Le Lézard

Affaire Boisclair : mise au point de Laurent McCutcheon, président de Gai Écoute et de la Fondation Émergence - La communauté gaie doit dénoncer les attaques homophobes



MONTRÉAL, le 16 mai /CNW/ -- MONTRÉAL, le 16 mai /CNW Telbec/ - Au cours des derniers jours, l'actualité a fait grand état de l'orientation sexuelle de monsieur André Boisclair, chef du Parti québécois. On se rappellera que, lors du conseil général de l'ADQ, le président de cette formation, monsieur Yvon Picotte, avait "dans un élan d'émotivité", tenu des propos insidieux. Même s'il n'a pas parlé ouvertement de l'orientation homosexuelle de monsieur Boisclair, tous ont compris l'allusion. Il a présenté des excuses, et André Boisclair les a acceptées.

Quelques jours plus tard, le professeur Robert Bernier, de l'École nationale d'administration publique, faisait état de travaux de recherche voulant que l'homosexualité d'André Boisclair soit mal perçue en région. Monsieur Robert Dutrisac, du journal Le Devoir, en a fait état et a invité des représentants de la communauté gaie à commenter la question. Laurent McCutcheon, président de Gai Écoute et de la Fondation Émergence, a été une des personnes invitées à donner son opinion.

"En raison de son orientation sexuelle", tient à préciser Laurent McCutcheon, "monsieur André Boisclair est devenu une cible facile pour les homophobes. Il est le chef d'un parti politique et il n'a pas à devenir un militant gai, ce n'est pas son rôle. Il importe de distinguer entre la vie privée et la vie publique d'un homme politique. L'orientation sexuelle de monsieur Boisclair est devenue une affaire publique le jour où il l'a lui-même dévoilée. Quant à sa vie privée, elle lui appartient et il faut la respecter."

En leur qualité de représentants de la population, les personnalités politiques créent des attentes. Ce qu'elles incarnent leur donne certaines obligations morales. À titre d'exemples, une femme chef de parti politique aura l'obligation morale de condamner les propos misogynes, un chef de parti issu d'une communauté culturelle aura l'obligation morale de dénoncer les attaques racistes, un chef issu de la communauté juive aura l'obligation morale de dénoncer les propos antisémites, etc. De même, un chef politique homosexuel qui dénoncera les propos homophobes obtiendra le soutien de sa communauté et de tous ceux et celles qui condamnent la discrimination sous toutes ses formes.
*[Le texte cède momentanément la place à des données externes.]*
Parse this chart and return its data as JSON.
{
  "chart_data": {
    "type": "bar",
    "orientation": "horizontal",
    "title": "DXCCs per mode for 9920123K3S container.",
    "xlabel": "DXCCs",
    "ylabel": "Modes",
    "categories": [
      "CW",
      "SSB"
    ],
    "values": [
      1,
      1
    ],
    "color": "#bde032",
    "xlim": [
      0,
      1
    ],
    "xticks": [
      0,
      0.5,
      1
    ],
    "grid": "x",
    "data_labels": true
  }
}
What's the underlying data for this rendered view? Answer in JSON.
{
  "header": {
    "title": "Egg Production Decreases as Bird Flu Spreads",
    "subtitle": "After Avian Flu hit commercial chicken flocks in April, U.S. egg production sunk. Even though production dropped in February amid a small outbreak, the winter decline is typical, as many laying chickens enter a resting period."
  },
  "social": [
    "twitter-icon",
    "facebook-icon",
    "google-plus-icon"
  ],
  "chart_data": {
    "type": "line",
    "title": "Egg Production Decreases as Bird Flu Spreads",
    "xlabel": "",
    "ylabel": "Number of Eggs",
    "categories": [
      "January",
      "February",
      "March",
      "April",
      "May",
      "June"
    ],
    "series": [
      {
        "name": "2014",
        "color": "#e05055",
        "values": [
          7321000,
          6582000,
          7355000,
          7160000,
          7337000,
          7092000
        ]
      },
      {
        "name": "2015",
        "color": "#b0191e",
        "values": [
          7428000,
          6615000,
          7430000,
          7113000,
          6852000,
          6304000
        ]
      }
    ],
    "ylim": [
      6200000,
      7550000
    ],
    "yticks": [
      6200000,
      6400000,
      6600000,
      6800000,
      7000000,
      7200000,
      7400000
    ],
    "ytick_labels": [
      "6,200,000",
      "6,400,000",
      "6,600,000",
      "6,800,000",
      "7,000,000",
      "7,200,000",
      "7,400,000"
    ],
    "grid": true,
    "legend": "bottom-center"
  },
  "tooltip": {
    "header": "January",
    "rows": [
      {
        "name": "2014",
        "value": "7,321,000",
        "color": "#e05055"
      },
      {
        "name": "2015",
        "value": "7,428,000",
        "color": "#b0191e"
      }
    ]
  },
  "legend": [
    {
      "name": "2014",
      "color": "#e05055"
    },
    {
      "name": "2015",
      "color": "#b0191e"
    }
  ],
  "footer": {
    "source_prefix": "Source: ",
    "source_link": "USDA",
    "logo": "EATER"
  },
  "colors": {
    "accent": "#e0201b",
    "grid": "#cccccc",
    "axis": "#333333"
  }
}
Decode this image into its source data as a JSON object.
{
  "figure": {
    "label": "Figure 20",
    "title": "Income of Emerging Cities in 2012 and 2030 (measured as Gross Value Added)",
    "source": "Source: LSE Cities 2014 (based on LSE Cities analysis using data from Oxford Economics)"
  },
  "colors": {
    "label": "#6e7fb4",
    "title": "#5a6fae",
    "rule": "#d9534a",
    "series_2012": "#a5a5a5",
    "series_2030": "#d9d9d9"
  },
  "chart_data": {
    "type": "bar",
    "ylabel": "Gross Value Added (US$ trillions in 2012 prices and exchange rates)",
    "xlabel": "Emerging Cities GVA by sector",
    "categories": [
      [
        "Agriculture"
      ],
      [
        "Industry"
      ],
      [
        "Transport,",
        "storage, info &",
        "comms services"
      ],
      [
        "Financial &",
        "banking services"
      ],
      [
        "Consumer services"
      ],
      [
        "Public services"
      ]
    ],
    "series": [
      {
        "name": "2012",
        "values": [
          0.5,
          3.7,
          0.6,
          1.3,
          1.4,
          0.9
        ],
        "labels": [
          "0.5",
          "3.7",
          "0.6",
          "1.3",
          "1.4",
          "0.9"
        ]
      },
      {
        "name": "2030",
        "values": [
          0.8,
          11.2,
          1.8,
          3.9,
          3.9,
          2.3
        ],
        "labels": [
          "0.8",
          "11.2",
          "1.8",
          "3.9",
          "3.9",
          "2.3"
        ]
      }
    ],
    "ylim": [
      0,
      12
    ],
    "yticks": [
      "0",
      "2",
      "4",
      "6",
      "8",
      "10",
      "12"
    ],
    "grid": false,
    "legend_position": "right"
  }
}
"Dans un contexte où l'homophobie est toujours présente, il faut comprendre que le rôle de leader de monsieur Boisclair n'est pas facile. Il a besoin d'être épaulé et encouragé. Je remercie monsieur Boisclair d'avoir réitéré son désir de travailler aux côtés des communautés gaie et lesbienne : "Comme personne, comme chef de parti, comme homme gai, c'est un défi. Dans ce contexte, les leaders de la communauté vont trouver en moi un puissant allié."(La Presse, dimanche 14 mai, Hugo De Grandpré). Monsieur Boisclair suscite beaucoup d'attentes et d'espoirs dans les communautés gaie et lesbienne. Ces attentes doivent toutefois demeurer raisonnables. Il est un leader politique et il n'a pas à devenir un leader gai. La communauté gaie ne doit pas demander à André Boisclair davantage qu'elle ne le ferait pour tout autre chef politique. Monsieur Boisclair s'est montré courageux en dévoilant publiquement son orientation sexuelle et il est devenu un symbole pour toute une communauté. Il est en droit de compter sur les gais et les lesbiennes pour l'épauler." de conclure monsieur McCutcheon.